Los soldados y la mujer se quedaron absortos ante el extraño amasijo de
trapos mugrientos, alimentos descompuestos y las carnes momificadas del Santón.
Evitaron la mirada ardiente y fija de Sharaya, testigo del breve placer que le
robaran a sus oscuras vidas perecederas. Bien poco quedaba al Santón de forma humana.
La mujer fue la primera en apartar su vista de la hierática figura y comenzó de
nuevo a envolverse en sus ropas. Los dos soldados seguían intrigados y se
acercaron un poco más. Por fin, el que había esperado, reaccionó bruscamente.

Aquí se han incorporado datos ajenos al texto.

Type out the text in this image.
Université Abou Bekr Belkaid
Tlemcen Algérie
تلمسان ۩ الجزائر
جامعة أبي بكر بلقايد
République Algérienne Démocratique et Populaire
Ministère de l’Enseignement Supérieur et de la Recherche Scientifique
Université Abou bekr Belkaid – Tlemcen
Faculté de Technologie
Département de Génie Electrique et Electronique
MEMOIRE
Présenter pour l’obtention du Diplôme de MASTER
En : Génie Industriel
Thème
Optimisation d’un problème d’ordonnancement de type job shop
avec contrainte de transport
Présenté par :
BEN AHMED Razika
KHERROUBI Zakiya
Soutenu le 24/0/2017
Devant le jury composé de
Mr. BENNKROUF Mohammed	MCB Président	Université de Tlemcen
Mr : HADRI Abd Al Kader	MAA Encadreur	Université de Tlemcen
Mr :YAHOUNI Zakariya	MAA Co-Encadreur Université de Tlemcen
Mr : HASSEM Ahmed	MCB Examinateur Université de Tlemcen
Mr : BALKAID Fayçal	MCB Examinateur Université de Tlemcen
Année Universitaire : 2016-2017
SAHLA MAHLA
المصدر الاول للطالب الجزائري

«Parece un Santón -dijo-, pero no podemos dejarlo observando el paso de
nuestras fuerzas. Ya nos ha visto y ha contado sin duda nuestros camiones y
nuestros tanques. Además, nadie vendrá ya a consultarle y a venerarlo. Ha
terminado su dominio». El otro se alzó de hombros y, sin volver a mirar, tomó a
la mujer por el brazo y se alejó por la blanquecina huella del camino. Antes de
alcanzarlos, el que había hablado alzó su ametralladora y apuntó indiferente
hacia la ausente figura apergaminada, hacia los ausentes ojos fijos en el
perpetuo desastre del tiempo y soltó el seguro del arma.
En cada hoja que se mueve estaba
previsto mi tránsito. La escena misma, de tan familiar, me es ajena por entero.
Cuando el mochuelo termine su círculo en el alto cielo nocturno, ya se habrá
cumplido el deseo de las pobres potencias que nos unen, a él que me mata y a mí
que nazco de nuevo en el dintel del mundo que perece brevemente como la flor
que se desprende o la marea salina que se escapa incontenible dejando el sabor
ferruginoso de la vida en la boca que muere y corre por el piso indiferente del
pobre astro muerto viajero en la nada circular del vacío que arde impasible
para siempre, para siempre, para siempre.